I use txtar as a practical test and fixture format across multiple repositories. This post is my reference for how I expect agents (and future me) to structure and evolve txtar-based systems.

Repositories discussed:

  • arran4/golang-rcs (testdata/txtar)
  • arran4/golang-diff (pkg/diff/testdata)
  • arran4/editorconfig-guesser (testdata)
  • Related pattern: arran4/goa4web templates (core/templates)

The core theme is that there is a range of sophistication:

  1. Simple input/output data pairs
  2. Case metadata + descriptions
  3. Full scenario definitions with options and assertions

Why txtar

txtar is great when you want fixtures that are:

  • Human-readable in reviews
  • Easy to compose from multiple files
  • Stable enough for golden-style assertions
  • Friendly to tooling and directory walking

In practice, this means tests can start tiny and grow naturally without changing fixture format.

Pattern 1: simple pairs (minimum viable structure)

At the low end, a txtar can just model pairs:

  • one file for input
  • one file for expected output

Example shape:

-- input.txt --
line 1
line 2
-- expected.txt --
line 1
line 2 (normalized)

This is ideal for parser normalization, text transforms, or diff behaviour where you only need deterministic before/after checks.

When to choose this

  • Algorithm is pure and deterministic
  • No runtime options are required
  • You want quick fixture authoring speed

Pattern 2: descriptive cases (metadata + intent)

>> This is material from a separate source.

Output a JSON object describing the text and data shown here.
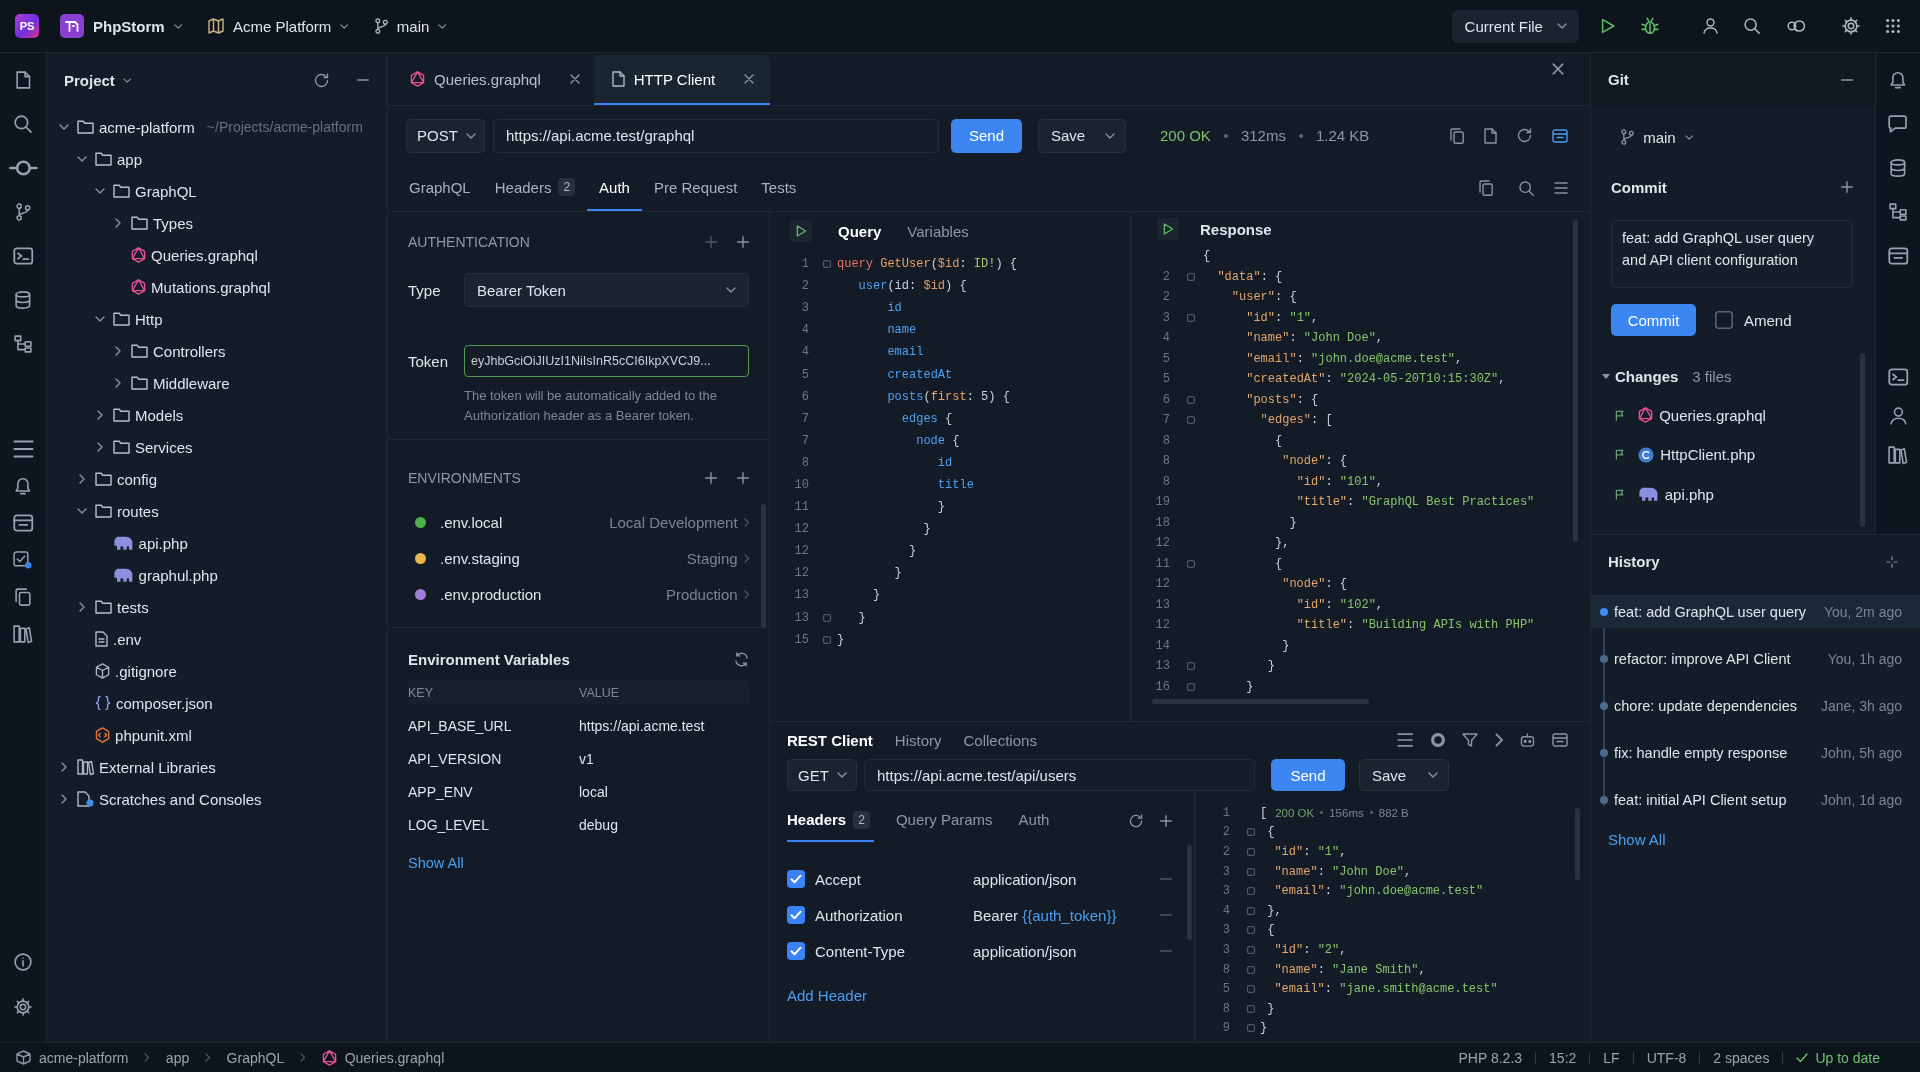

The middle pattern keeps txtar file payloads but adds semantic context:

  • description.txt or top-level comments for intent
  • extra files for knobs (options.json, flags.txt, etc.)
  • explicit failure/success expectation

Example:

test: trim trailing spaces in mixed indentation

-- input.txt --
a  
\tb\t 
-- options.json --
{"trim_trailing": true, "normalize_tabs": false}
-- expected.txt --
a
\tb

This is useful for repositories where fixture meaning matters as much as fixture content, especially when agents generate or maintain these cases.

Pattern 3: full scenario tests (options + assertions matrix)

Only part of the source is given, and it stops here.